Ventes de succession : cette vaisselle colorée que vous laissez filer peut valoir gros, voici comment la repérer vite

Dans une vente de succession, beaucoup d’acheteurs foncent sur les bijoux ou les meubles et laissent de côté la vaisselle colorée. Ce verre pressé des années 1920-1940, le verre de la Dépression (Depression glass), peut pourtant valoir aujourd’hui autant que certaines verreries dites « élégantes ». Né comme vaisselle bon marché pour les foyers modestes américains, il s’est mué en trouvaille convoitée sur les buffets et dans les cartons de cuisine.

« Il est coloré et était populaire pendant la Grande Dépression comme alternative à la porcelaine coûteuse pour dresser la table », explique Lori Verderame. « Alors que le verre coloré est utilisé depuis des siècles, le verre de la Dépression est surtout connu pour ses couleurs. Les collectionneurs recherchent le plus activement le verre de la Dépression en rose, ambre et vert ». En pleine vente de succession, le défi consiste à les repérer vite, sans passer à côté d’une belle pièce.

Repérer le véritable Depression glass dès votre arrivée en vente de succession

Avant de fouiller les piles, rappelez-vous ce que vous cherchez. Le verre de la Dépression est une vaisselle en verre pressé, produite aux États-Unis entre environ 1920 et 1940. Il sortait de moules en fonte, ce qui laisse souvent des lignes de jointure, de minuscules bulles ou des marques de moule. Ces petits défauts sont normaux, à distinguer de la verrerie « élégante », plus épaisse et finie à la main.

En vente de succession, commencez par la cuisine, le vaisselier, les caisses marquées « vaisselle » plutôt que les vitrines trop mises en scène. Repérez d’abord la couleur, comme le conseille Lori Verderame, puis la finesse du verre : les pièces anciennes paraissent souvent plus minces, avec des teintes légèrement atténuées. Pour aller vite, gardez en tête une petite routine visuelle.

  • Mettre de côté tout verre rose, vert ou ambre repéré sur les tables.

Couleurs, motifs et marques pour reconnaître le verre de la Dépression

La couleur reste votre meilleur raccourci. Le rose et le vert sont les plus courants, suivis de l’ambre et du jaune. Le bleu cobalt apparaît moins souvent et attire des prix plus élevés. Selon Lori Verderame, la plupart des pièces tournent autour de 20 dollars (environ 18 €) à 200 dollars (environ 185 €), selon le motif, la couleur et la rareté.

Les fabricants ont créé plus d’une centaine de motifs, chacun avec son identité. Cherry Blossom de Jeannette Glass, American Sweetheart de MacBeth-Evans, Sharon de Federal Glass ou Moderntone de Hazel-Atlas figurent parmi les plus traqués. Les motifs de grappes, d’étoiles éclatées ou de feuilles reviennent très souvent. Regardez aussi le dessous : une ancre dans un cercle signale Anchor Hocking, un H dans un losange Hazel-Atlas, un écu avec un F la Federal Glass.

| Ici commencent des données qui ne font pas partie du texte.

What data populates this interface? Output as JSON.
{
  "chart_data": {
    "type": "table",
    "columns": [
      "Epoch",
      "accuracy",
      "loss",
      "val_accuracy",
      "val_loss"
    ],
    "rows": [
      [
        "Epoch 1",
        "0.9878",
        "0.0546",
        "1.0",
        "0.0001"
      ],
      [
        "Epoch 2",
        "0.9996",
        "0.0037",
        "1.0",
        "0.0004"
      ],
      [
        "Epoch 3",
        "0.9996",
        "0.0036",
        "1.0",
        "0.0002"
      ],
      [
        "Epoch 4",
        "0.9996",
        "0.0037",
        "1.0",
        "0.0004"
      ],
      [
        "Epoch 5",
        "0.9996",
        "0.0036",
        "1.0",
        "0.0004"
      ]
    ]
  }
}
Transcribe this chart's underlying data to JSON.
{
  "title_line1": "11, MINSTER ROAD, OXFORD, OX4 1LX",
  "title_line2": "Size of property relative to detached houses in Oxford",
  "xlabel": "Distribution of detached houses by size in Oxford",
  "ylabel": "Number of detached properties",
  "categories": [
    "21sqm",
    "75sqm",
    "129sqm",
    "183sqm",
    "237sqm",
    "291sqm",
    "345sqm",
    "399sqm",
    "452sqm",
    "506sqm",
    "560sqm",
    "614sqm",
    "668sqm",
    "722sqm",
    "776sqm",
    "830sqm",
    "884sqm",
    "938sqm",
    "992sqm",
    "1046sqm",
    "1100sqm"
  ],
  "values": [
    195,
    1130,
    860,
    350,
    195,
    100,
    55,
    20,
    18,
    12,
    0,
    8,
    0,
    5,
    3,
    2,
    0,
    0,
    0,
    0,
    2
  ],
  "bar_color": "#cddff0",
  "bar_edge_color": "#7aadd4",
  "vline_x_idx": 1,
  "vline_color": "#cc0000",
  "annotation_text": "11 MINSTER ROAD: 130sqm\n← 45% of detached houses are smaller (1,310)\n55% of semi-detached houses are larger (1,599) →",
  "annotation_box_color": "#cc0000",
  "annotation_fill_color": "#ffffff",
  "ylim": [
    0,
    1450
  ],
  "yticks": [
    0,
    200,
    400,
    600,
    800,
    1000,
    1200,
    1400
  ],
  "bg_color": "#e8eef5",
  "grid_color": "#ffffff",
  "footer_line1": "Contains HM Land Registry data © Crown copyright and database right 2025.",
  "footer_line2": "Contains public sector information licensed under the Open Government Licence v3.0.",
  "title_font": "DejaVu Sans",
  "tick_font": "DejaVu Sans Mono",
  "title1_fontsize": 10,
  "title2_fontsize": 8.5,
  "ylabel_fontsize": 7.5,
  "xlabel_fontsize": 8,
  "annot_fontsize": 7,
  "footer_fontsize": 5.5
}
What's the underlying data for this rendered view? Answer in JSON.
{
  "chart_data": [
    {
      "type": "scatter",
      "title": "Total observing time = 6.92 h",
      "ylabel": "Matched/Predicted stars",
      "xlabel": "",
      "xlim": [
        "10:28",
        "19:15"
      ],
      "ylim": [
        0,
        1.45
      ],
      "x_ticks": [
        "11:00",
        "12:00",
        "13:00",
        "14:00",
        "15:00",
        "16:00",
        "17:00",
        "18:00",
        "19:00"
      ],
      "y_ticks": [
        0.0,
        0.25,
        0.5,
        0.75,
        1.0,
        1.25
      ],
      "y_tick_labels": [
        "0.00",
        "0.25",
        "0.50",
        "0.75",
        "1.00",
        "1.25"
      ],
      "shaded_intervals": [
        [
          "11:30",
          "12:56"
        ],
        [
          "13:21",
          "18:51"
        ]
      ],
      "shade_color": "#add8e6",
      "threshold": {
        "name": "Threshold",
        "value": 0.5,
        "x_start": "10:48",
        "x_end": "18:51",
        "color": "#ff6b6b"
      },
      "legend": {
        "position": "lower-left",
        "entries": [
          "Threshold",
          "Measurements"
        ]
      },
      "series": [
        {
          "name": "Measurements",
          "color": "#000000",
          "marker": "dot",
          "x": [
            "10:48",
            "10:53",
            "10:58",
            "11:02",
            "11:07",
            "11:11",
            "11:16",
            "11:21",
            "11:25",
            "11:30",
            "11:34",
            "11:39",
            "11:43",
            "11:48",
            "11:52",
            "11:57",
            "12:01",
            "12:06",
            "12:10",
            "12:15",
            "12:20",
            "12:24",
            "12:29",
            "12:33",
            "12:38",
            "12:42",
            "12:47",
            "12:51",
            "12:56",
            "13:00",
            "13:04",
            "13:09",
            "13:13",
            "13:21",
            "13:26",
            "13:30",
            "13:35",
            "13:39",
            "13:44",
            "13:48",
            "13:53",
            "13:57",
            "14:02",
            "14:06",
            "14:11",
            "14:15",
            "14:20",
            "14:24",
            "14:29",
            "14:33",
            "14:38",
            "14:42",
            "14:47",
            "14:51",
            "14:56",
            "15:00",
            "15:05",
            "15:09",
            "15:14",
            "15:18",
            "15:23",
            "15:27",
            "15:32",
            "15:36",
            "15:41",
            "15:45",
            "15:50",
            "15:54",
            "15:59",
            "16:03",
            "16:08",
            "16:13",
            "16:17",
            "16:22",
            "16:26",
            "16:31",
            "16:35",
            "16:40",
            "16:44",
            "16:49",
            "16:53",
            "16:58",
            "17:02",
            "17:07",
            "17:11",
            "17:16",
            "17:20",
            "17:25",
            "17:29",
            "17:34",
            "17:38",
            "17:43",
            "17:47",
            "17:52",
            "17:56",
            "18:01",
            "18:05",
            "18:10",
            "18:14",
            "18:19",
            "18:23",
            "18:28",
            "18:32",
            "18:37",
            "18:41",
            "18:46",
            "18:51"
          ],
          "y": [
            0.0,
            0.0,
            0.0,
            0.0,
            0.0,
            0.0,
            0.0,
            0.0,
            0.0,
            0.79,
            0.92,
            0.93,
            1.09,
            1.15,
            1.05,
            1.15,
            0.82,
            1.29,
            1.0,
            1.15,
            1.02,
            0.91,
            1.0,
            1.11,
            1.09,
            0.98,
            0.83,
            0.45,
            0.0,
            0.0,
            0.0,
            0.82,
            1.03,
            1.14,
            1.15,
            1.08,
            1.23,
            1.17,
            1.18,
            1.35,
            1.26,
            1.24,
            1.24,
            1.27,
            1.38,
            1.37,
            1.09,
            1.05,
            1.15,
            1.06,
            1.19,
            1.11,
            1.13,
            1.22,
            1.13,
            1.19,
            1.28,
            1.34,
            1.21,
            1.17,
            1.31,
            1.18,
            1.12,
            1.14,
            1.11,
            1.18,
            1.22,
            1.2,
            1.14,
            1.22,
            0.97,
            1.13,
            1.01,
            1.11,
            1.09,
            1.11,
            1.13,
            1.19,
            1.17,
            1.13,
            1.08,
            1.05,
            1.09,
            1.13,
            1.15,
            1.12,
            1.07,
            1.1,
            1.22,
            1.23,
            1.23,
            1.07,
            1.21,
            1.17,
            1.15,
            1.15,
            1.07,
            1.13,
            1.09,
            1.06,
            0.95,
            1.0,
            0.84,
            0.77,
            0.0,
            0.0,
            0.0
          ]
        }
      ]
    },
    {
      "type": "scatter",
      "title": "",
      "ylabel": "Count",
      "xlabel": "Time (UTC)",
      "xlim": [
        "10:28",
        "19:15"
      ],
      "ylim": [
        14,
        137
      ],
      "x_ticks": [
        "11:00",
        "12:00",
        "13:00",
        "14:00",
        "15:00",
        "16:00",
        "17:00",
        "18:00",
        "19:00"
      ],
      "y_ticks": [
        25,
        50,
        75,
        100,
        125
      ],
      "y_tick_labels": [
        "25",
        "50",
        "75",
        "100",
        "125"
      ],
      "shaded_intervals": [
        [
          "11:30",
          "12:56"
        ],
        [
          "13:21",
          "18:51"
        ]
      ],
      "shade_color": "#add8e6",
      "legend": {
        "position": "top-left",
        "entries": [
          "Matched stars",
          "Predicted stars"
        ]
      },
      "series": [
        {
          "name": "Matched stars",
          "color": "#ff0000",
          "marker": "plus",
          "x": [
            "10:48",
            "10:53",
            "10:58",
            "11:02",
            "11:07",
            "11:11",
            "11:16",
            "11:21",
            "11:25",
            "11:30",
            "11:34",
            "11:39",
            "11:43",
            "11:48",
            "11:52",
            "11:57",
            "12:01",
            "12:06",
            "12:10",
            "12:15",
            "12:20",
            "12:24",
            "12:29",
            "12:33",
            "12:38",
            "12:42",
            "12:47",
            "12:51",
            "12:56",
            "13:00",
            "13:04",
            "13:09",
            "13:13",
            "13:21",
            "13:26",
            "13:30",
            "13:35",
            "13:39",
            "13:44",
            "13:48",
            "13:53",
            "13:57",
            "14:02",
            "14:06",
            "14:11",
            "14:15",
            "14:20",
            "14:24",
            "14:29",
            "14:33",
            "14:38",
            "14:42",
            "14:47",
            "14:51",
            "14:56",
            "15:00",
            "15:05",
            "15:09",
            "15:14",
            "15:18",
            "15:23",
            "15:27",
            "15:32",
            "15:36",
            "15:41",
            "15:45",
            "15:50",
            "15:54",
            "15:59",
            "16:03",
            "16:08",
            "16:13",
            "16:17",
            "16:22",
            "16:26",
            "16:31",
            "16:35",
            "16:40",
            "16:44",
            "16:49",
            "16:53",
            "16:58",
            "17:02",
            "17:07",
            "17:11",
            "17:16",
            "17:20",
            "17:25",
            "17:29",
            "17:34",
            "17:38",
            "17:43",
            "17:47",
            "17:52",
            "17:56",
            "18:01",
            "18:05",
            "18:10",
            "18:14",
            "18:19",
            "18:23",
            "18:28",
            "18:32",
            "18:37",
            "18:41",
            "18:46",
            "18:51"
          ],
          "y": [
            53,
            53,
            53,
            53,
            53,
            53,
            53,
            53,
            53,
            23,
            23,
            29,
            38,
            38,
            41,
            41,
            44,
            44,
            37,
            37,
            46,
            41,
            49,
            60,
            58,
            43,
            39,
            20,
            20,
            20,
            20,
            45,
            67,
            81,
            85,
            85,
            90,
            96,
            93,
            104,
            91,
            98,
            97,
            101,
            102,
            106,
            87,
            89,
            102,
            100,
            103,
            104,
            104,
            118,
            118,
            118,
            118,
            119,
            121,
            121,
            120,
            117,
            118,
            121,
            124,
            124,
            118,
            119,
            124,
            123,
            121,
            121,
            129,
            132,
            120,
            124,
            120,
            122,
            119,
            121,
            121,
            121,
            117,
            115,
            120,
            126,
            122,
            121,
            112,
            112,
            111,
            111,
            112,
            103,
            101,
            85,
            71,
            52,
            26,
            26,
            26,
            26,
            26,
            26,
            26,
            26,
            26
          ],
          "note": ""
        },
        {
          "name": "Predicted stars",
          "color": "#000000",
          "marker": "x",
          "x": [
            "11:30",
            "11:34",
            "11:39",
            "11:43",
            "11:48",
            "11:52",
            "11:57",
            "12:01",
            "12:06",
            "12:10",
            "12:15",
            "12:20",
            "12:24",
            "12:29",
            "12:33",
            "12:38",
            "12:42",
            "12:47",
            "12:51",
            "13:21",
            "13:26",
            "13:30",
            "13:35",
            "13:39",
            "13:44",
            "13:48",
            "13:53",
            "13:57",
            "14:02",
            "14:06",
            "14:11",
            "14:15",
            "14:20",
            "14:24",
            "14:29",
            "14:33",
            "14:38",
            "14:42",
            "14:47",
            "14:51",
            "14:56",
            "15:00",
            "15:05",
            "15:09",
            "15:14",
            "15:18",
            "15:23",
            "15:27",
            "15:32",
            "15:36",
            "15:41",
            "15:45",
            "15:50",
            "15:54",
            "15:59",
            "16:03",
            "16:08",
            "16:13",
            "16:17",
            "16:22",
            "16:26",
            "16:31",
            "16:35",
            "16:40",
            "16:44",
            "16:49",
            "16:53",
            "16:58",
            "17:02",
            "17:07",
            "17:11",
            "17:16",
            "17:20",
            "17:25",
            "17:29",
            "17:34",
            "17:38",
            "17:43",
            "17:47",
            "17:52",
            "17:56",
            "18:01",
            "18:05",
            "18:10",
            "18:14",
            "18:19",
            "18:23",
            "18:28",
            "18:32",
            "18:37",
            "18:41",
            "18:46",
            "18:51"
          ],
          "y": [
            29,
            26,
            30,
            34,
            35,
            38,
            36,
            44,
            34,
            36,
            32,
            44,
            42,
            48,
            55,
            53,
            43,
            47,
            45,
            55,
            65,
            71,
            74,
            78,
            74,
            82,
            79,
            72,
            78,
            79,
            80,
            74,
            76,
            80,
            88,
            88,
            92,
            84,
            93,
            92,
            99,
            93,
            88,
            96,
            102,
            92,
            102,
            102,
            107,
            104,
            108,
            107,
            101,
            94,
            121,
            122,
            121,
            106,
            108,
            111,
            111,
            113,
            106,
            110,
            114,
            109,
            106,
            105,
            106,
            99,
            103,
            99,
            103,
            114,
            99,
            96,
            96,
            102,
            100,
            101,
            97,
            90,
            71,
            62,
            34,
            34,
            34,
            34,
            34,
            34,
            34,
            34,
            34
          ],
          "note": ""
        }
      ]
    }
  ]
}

Éviter les reproductions et juger vite la valeur du Depression glass

Les reproductions compliquent la chasse au vrai verre ancien en vente de succession. « Il existe des pièces de verre de la Dépression reproduites dans les années 1970 », précise Lori Verderame, « mais le verre de la Dépression du début du XXe siècle se reconnaît facilement à son apparence fine, à ses couleurs atténuées et à ses motifs populaires représentant des grappes de raisin, des éclatements d’étoiles et des feuilles ». Méfiez-vous d’un motif connu dans une couleur jamais produite, comme un Cherry Blossom bleu cobalt ou rouge, ou d’un verre au toucher très lisse et au relief trop net.

L’état se vérifie en une minute bien utilisée. Passez le doigt sur le bord puis sur la base pour sentir le moindre éclat, et inspectez les reliefs du motif où les cassures se cachent. Un tout petit « fleabite » reste acceptable, une fissure qui traverse le verre fait pratiquement disparaître la valeur. Les beurriers, boîtes à biscuits, carafes ou services complets méritent ce contrôle avant de les emballer chacun dans du tissu.